I didn’t say that my six year old was a hopeless loser who was destined to spend the rest of his life drinking away the pain of failed spelling bees. Nor did I say that his hideous handwriting was a stain on our family’s honour, and that my eternal soul would be wearing the shame of it for several millennia. I simply made an offhand comment to the effect that it looked like he was putting in a less-than-stellar effort. And he wasn’t even there to hear it.
I know what positive reframing is and – contrary to what my flair for snark might suggest – I do it all the time with my children. I think it’s super-important, but I save that shit for when they are actually within earshot because frankly, it’s exhausting being the conjurer of butterflies and rainbows all the fucking time.
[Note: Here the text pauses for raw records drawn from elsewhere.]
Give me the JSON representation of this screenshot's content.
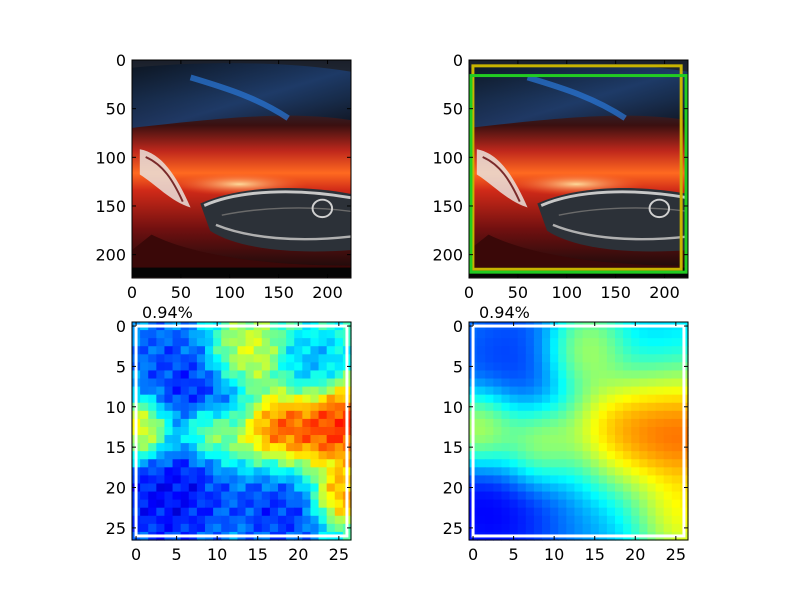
{
  "figure": {
    "background": "#ffffff",
    "grid": false,
    "layout": "2x2 subplots"
  },
  "chart_data": [
    {
      "type": "image",
      "panel": "top-left",
      "content": "photo of front of red car (headlight, grille with emblem, hood)",
      "xlim": [
        0,
        224
      ],
      "ylim": [
        224,
        0
      ],
      "xticks": [
        0,
        50,
        100,
        150,
        200
      ],
      "yticks": [
        0,
        50,
        100,
        150,
        200
      ],
      "title": ""
    },
    {
      "type": "image",
      "panel": "top-right",
      "content": "same car photo with two bounding boxes overlaid",
      "xlim": [
        0,
        224
      ],
      "ylim": [
        224,
        0
      ],
      "xticks": [
        0,
        50,
        100,
        150,
        200
      ],
      "yticks": [
        0,
        50,
        100,
        150,
        200
      ],
      "title": "",
      "boxes": [
        {
          "color": "#c8b400",
          "x0": 4,
          "y0": 6,
          "x1": 217,
          "y1": 215
        },
        {
          "color": "#22cc22",
          "x0": 2,
          "y0": 16,
          "x1": 222,
          "y1": 218
        }
      ]
    },
    {
      "type": "heatmap",
      "panel": "bottom-left",
      "colormap": "jet",
      "smoothing": "low",
      "xlim": [
        0,
        26
      ],
      "ylim": [
        26,
        0
      ],
      "xticks": [
        0,
        5,
        10,
        15,
        20,
        25
      ],
      "yticks": [
        0,
        5,
        10,
        15,
        20,
        25
      ],
      "title": "0.94%",
      "rect": {
        "color": "#ffffff",
        "x0": 0,
        "y0": 0,
        "x1": 26,
        "y1": 26
      },
      "blobs": [
        {
          "x": 4,
          "y": 21,
          "v": 0.02,
          "r": 5.0
        },
        {
          "x": 8,
          "y": 9,
          "v": 0.05,
          "r": 4.0
        },
        {
          "x": 3,
          "y": 3,
          "v": 0.15,
          "r": 3.5
        },
        {
          "x": 18,
          "y": 23,
          "v": 0.08,
          "r": 3.5
        },
        {
          "x": 16,
          "y": 19,
          "v": 0.12,
          "r": 2.5
        },
        {
          "x": 13,
          "y": 4,
          "v": 0.7,
          "r": 2.5
        },
        {
          "x": 17,
          "y": 14,
          "v": 0.95,
          "r": 3.2
        },
        {
          "x": 25,
          "y": 12,
          "v": 0.95,
          "r": 3.0
        },
        {
          "x": 1,
          "y": 13,
          "v": 0.85,
          "r": 2.2
        },
        {
          "x": 9,
          "y": 13,
          "v": 0.8,
          "r": 2.0
        },
        {
          "x": 25,
          "y": 21,
          "v": 0.85,
          "r": 2.0
        },
        {
          "x": 22,
          "y": 5,
          "v": 0.25,
          "r": 2.5
        }
      ]
    },
    {
      "type": "heatmap",
      "panel": "bottom-right",
      "colormap": "jet",
      "smoothing": "high",
      "xlim": [
        0,
        26
      ],
      "ylim": [
        26,
        0
      ],
      "xticks": [
        0,
        5,
        10,
        15,
        20,
        25
      ],
      "yticks": [
        0,
        5,
        10,
        15,
        20,
        25
      ],
      "title": "0.94%",
      "rect": {
        "color": "#ffffff",
        "x0": 0,
        "y0": 0,
        "x1": 26,
        "y1": 26
      },
      "blobs": [
        {
          "x": 3,
          "y": 22,
          "v": 0.0,
          "r": 6.5
        },
        {
          "x": 5,
          "y": 4,
          "v": 0.1,
          "r": 6.0
        },
        {
          "x": 22,
          "y": 4,
          "v": 0.25,
          "r": 5.5
        },
        {
          "x": 16,
          "y": 22,
          "v": 0.25,
          "r": 6.0
        },
        {
          "x": 14,
          "y": 3,
          "v": 0.75,
          "r": 3.0
        },
        {
          "x": 24,
          "y": 12,
          "v": 1.0,
          "r": 5.0
        },
        {
          "x": 18,
          "y": 14,
          "v": 0.9,
          "r": 4.5
        },
        {
          "x": 1,
          "y": 13,
          "v": 0.85,
          "r": 3.0
        },
        {
          "x": 8,
          "y": 15,
          "v": 0.8,
          "r": 3.0
        },
        {
          "x": 25,
          "y": 23,
          "v": 0.75,
          "r": 3.5
        }
      ]
    }
  ]
}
For the record, this is not a criticism of his teacher, who is fantastic. This is more a muddled reflection on how much the culture of childrearing has changed since our generation, when you could be whacked with a wooden cane on the whim of a sadistic principal or publically shamed for having a learning disability. Stop crying you pissweak little sissy, a bit of pain and humiliation never hurt anybody….
Things have – thankfully – swung the other way but sometimes I wonder whether they’ve swung too far? When did it become taboo to express mild disappointment in your children when you know they can do better? Or to offer a less-than-glowing but realistic appraisal of their efforts? In an age where everyone gets a trophy and class debates no longer have winners or losers, when do kids get to experience icky feelings like disappointment, ambivalence, defeat, failure and frustration?
The bottom line is that my son is capable of better work. I know it. He knows it. His teachers know it. If his work is not up to par it’s generally because he is being careless, silly, lazy or allowing himself to be distracted by the hilarity of his own Category 5 farts, and six months of back-patting and positive spin hasn’t motivated him to do much better.
Do we really place such little faith in the resilience of our children that mildly reproachful comments are off limits now? Surely we do our kids a disservice by holding back on the occasional truth bomb, forever succumbing to our guilt-driven need to lace everything in a sickly sweet coating of confected positivity.
I’m not advocating that we go back to punitive discipline. I mean, it’s a fucking miracle that most of us survived our childhoods to emerge as relatively well-functioning adults, given the previous generation’s penchant for corporal punishment and public shaming. I’m more than happy to keep all of that in the bin where it belongs, but a little bit of hard-nosed pragmatism to balance out all the happy clappy glitter shit would be nice too.
At the very least, we should be able to call our kids out on their crap and demand more from them when they are letting themselves down, without this stifling requirement to always sugar coat everything.
Sometimes we need to be free to say:
Mate, you’re taking the piss. I know you can do better than that and I expect you to do better than that. Sort your fucking shit out.
Of course, I’m paraphrasing here… I would never say that to an actual child. This would be processed through a sophisticated “Things You’re Allowed To Say To Kids in the New Millennium” translation device to remove all the “fucks” and “shits” and whatnot, but the basic message remains the same: it’s not good enough and you know it.
So, in the end that’s exactly what I said:
Mate, this is too messy. I can’t read it, and neither can you. You need to do better.
His sheepish smile made it very clear that he understood. And that he agreed. Sometimes kids just need to hear it straight, without all the bullshit weasel words and ego stroking and endless reassuring. Somewhere in the world a resplendent silver unicorn just died a little inside, but my son came through it all just fine.